Oh, yes, forgot to say I love that photo! The cover is gorgeous and it's adorable the way you're peeking over the top of the book. :)

Lotus Reads said...

Hi, Nancy!!!

Not sure this book is out in the US yet, but I know it's available on

You raised a very interesting point about historical fiction having its place in history...I think it does. Historians are limited in that they need to lay out the bare facts, but a fiction writer can take those facts and with a few creative liberties literally makes the past come alive for the reader.

Then there are other equally fascinating genres like creative non-fiction, narrative non-fiction, literary non-fiction...I was never sure how creative non-fiction works, because doesn't it suggest one takes liberties with the facts? lol

So glad you liked the pic, thought I'd do something different for a change! :)

Booklogged said...

Love the picture of you just peeping over the top of the book.

While reading your review and listening to the songs I was thinking about what I was doing in 1971 - going to college, without a thought in my head about other countries and what was happening to their people. A typical selfish American.

I think this is a book I'm going to have to read. Thanks for the great review, Lotus.

Lotus Reads said...

Sweet booklogged,

I am very touched you took the time to listen to the songs, the Joan Baez brought tears to my eyes I was so moved by it.

I'm so glad you liked the review...the subject matter is very close to my heart.

When do I see you in Canada, booklogged?

Tara said...

What a wonderful review! I'll have to look out for US publication of this. I agree with Nancy, it does seem we Americans are least in touch with world history and I'm not sure why. Looking back, we focused on (our own) state's history and US history primarily. I cannot even think of a world history class in my schooling. I would like my daughter to have a broader world view.

MyUtopia said...

Sounds interesting.

Sanjay said...

Lotus, Once again another great post and book review, and thank you for tagging me. Those were nice childhood memories! I will have to dive in to my memory banks to find some of mine.
I will do it as soon as I can.

The flickr word game.. pretty nice.

I loved your picture, the cover of the book, and the review. This is a book I would love to read. I do have a few questions and observations.

Why is the book called “A golden age”? That period of tremendous tumult that led to the birth of Bangladesh, is that what she is referring to? Or is she referring to something else. Just curious.

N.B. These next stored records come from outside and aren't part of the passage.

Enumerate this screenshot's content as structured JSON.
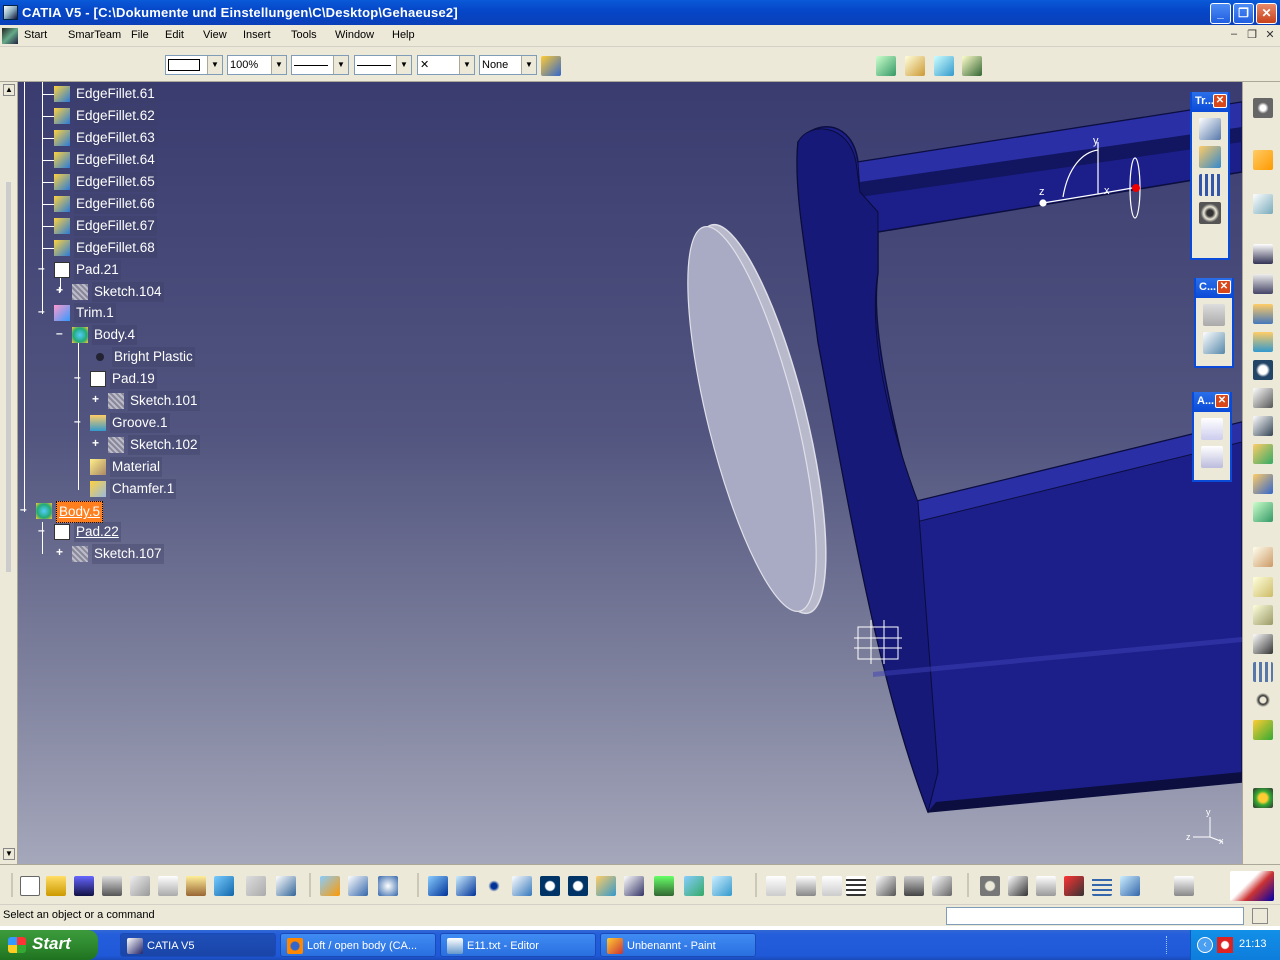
{
  "window": {
    "title": "CATIA V5 - [C:\\Dokumente und Einstellungen\\C\\Desktop\\Gehaeuse2]",
    "minimize": "_",
    "maximize": "❐",
    "close": "✕"
  },
  "menu": {
    "items": [
      "Start",
      "SmarTeam",
      "File",
      "Edit",
      "View",
      "Insert",
      "Tools",
      "Window",
      "Help"
    ]
  },
  "properties_bar": {
    "zoom": "100%",
    "style": "None"
  },
  "tree": {
    "nodes": [
      "EdgeFillet.61",
      "EdgeFillet.62",
      "EdgeFillet.63",
      "EdgeFillet.64",
      "EdgeFillet.65",
      "EdgeFillet.66",
      "EdgeFillet.67",
      "EdgeFillet.68",
      "Pad.21",
      "Sketch.104",
      "Trim.1",
      "Body.4",
      "Bright Plastic",
      "Pad.19",
      "Sketch.101",
      "Groove.1",
      "Sketch.102",
      "Material",
      "Chamfer.1",
      "Body.5",
      "Pad.22",
      "Sketch.107"
    ]
  },
  "toolboxes": [
    {
      "title": "Tr..."
    },
    {
      "title": "C..."
    },
    {
      "title": "A..."
    }
  ],
  "status": {
    "message": "Select an object or a command"
  },
  "taskbar": {
    "start": "Start",
    "tasks": [
      "CATIA V5",
      "Loft / open body (CA...",
      "E11.txt - Editor",
      "Unbenannt - Paint"
    ],
    "clock": "21:13"
  },
  "compass_axes": {
    "x": "x",
    "y": "y",
    "z": "z"
  },
  "colors": {
    "accent": "#0a4ad8",
    "selection": "#ff7f1f",
    "viewport_top": "#3a3c70"
  }
}
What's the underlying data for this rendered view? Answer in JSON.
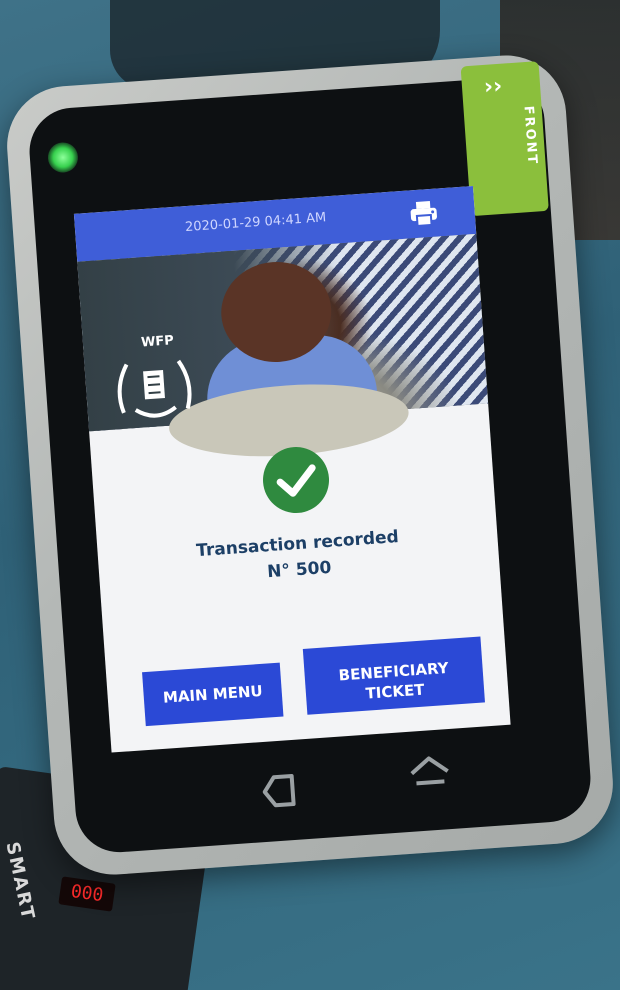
{
  "status_bar": {
    "time": "2020-01-29 04:41 AM"
  },
  "sticker": {
    "text": "FRONT"
  },
  "logo": {
    "label": "WFP"
  },
  "result": {
    "title": "Transaction recorded",
    "number": "N° 500"
  },
  "buttons": {
    "main_menu": "MAIN MENU",
    "beneficiary_ticket": "BENEFICIARY\nTICKET"
  },
  "scale": {
    "brand": "SMART",
    "digits": "000"
  },
  "colors": {
    "accent": "#2b49d6",
    "status_bar": "#3f5ed8",
    "success": "#2f8a3f",
    "text": "#1c3f66"
  },
  "icons": [
    "printer-icon",
    "check-icon",
    "wfp-emblem-icon",
    "back-icon",
    "home-icon"
  ]
}
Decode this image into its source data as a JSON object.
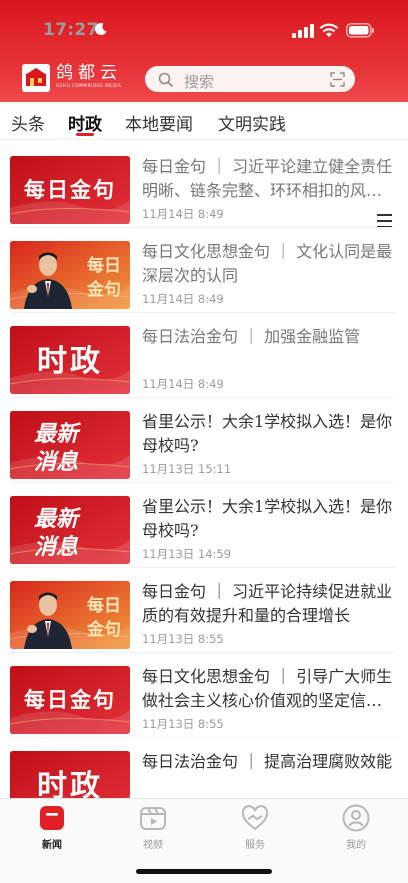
{
  "status": {
    "time": "17:27"
  },
  "brand": {
    "name": "鸽都云",
    "sub": "GEHU COMMRIDGE MEDIA"
  },
  "search": {
    "placeholder": "搜索"
  },
  "tabs": [
    {
      "label": "头条",
      "active": false
    },
    {
      "label": "时政",
      "active": true
    },
    {
      "label": "本地要闻",
      "active": false
    },
    {
      "label": "文明实践",
      "active": false
    }
  ],
  "news": [
    {
      "thumb": "每日金句",
      "thumb_type": "daily",
      "title": "每日金句 ｜ 习近平论建立健全责任明晰、链条完整、环环相扣的风险防控体系",
      "time": "11月14日 8:49",
      "read": true
    },
    {
      "thumb": "每日金句",
      "thumb_type": "portrait",
      "title": "每日文化思想金句 ｜ 文化认同是最深层次的认同",
      "time": "11月14日 8:49",
      "read": true
    },
    {
      "thumb": "时政",
      "thumb_type": "politics",
      "title": "每日法治金句 ｜ 加强金融监管",
      "time": "11月14日 8:49",
      "read": true
    },
    {
      "thumb": "最新消息",
      "thumb_type": "latest",
      "title": "省里公示！大余1学校拟入选！是你母校吗?",
      "time": "11月13日 15:11",
      "read": false
    },
    {
      "thumb": "最新消息",
      "thumb_type": "latest",
      "title": "省里公示！大余1学校拟入选！是你母校吗?",
      "time": "11月13日 14:59",
      "read": false
    },
    {
      "thumb": "每日金句",
      "thumb_type": "portrait",
      "title": "每日金句 ｜ 习近平论持续促进就业质的有效提升和量的合理增长",
      "time": "11月13日 8:55",
      "read": false
    },
    {
      "thumb": "每日金句",
      "thumb_type": "daily",
      "title": "每日文化思想金句 ｜ 引导广大师生做社会主义核心价值观的坚定信仰者",
      "time": "11月13日 8:55",
      "read": false
    },
    {
      "thumb": "时政",
      "thumb_type": "politics",
      "title": "每日法治金句 ｜ 提高治理腐败效能",
      "time": "",
      "read": false
    }
  ],
  "bottom_nav": [
    {
      "label": "新闻",
      "icon": "news-icon",
      "active": true
    },
    {
      "label": "视频",
      "icon": "video-icon",
      "active": false
    },
    {
      "label": "服务",
      "icon": "service-icon",
      "active": false
    },
    {
      "label": "我的",
      "icon": "profile-icon",
      "active": false
    }
  ],
  "colors": {
    "brand_red": "#e02025",
    "text": "#333333",
    "muted": "#9b9b9b"
  }
}
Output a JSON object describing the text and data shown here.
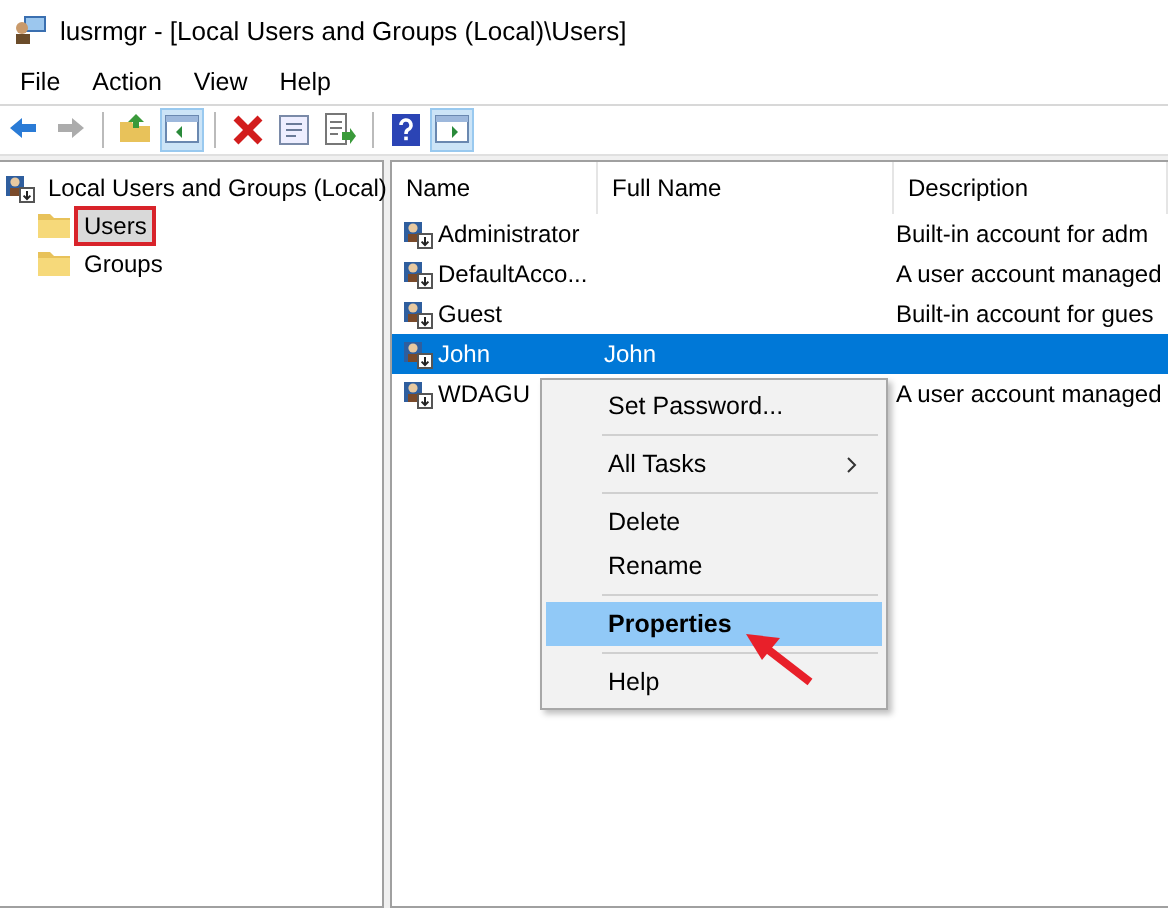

I have watched with increasing concern as Bangladesh has gone through increasing Islamic radicalization. I was listening to NPR a couple of days ago and they were discussing the battle between Lebanese security forces and the Islamic radicals in the Palestinian refugee camp in Tripoli. They have foreign fighters there and one of the countries that was mentioned as their source was Bangladesh. And remember Tasleema Nasreen and the fatwa against her?

I guess my question about a golden age may have to be viewed against this backdrop.

My other observation is about the use of fiction as a way to learn about history. I have mixed feelings about its use. I recall reading about the war and the events that led up to it years ago in a series of articles in the now defunct Illustrated Weekly of India. To me they were very well written and brought home to me the tragedy, the brutality, the killing and rape that were all used to terrorize the ppl of then East Pakistan. A very factual account, it made a deep impression on me and has stayed with me years later.
Perhaps fiction has a role here in that it used the creation of Bangladesh as a crucible to tell a story that is very human. You also made a very convincing argument in its favor in your response to Nancy.

I do agree that the book is important in how it uses the war as a basis for a piece of work that is published worldwide now.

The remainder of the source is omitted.